I work intuitively, building up layers of marks that I draw within, forming abstracted landscapes filled with hybrid creatures. In these spaces, flora and fauna morph between animal, landscape, and raw paint. Playing hide and seek with us, these elements are constantly shifting identity before disappearing and emerging as something new. What starts as a creature might become a mountain; what seems like sky might transform into fur.

My process involves making oil paint by hand from raw pigments, allowing me to control every aspect of texture and luminosity. I combine this with everyday materials like crayons and colored pencils, along with elements that catch light—24k gold leaf and tiny glass mosaic.
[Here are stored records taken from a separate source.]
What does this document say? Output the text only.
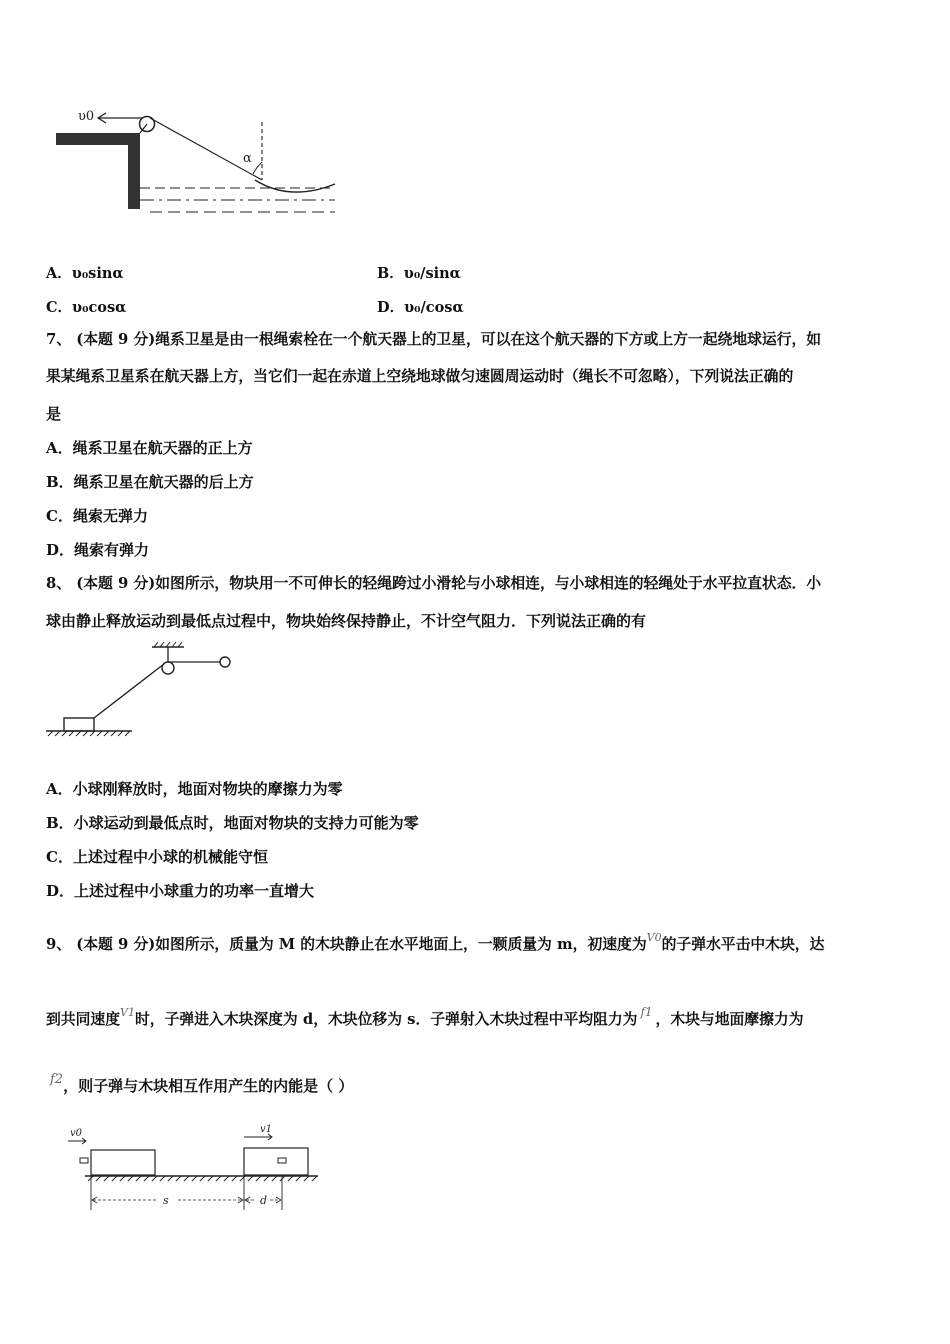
υ0
α
A．υ₀sinα	B．υ₀/sinα
C．υ₀cosα	D．υ₀/cosα
7、 (本题 9 分)绳系卫星是由一根绳索栓在一个航天器上的卫星，可以在这个航天器的下方或上方一起绕地球运行，如
果某绳系卫星系在航天器上方，当它们一起在赤道上空绕地球做匀速圆周运动时（绳长不可忽略），下列说法正确的
是
A．绳系卫星在航天器的正上方
B．绳系卫星在航天器的后上方
C．绳索无弹力
D．绳索有弹力
8、 (本题 9 分)如图所示，物块用一不可伸长的轻绳跨过小滑轮与小球相连，与小球相连的轻绳处于水平拉直状态．小
球由静止释放运动到最低点过程中，物块始终保持静止，不计空气阻力．下列说法正确的有
A．小球刚释放时，地面对物块的摩擦力为零
B．小球运动到最低点时，地面对物块的支持力可能为零
C．上述过程中小球的机械能守恒
D．上述过程中小球重力的功率一直增大
9、 (本题 9 分)如图所示，质量为 M 的木块静止在水平地面上，一颗质量为 m，初速度为$^{V0}$的子弹水平击中木块，达
到共同速度$^{V1}$时，子弹进入木块深度为 d，木块位移为 s．子弹射入木块过程中平均阻力为 $^{f1}$ ，木块与地面摩擦力为
f2，则子弹与木块相互作用产生的内能是（ ）
v0	v1
s	d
These contrasting surfaces create visual tricks where images appear and disappear depending on how you look at them, much like seeing shapes in clouds. Pareidolia is the universal experience of finding familiar shapes in random patterns — I want others to have their own experience playing within my work, perpetually discovering something new.

These imagined worlds and feelings of place come from vivid memories and places I wish I could touch. While they are exploration of my own identity loss and fragmented reformation, they speak to something universal: the feeling that our identity is always shifting, always just out of reach. In painting, that uncertainty becomes a place of freedom rather than anxiety—a world where transformation is natural and nothing has to stay the same.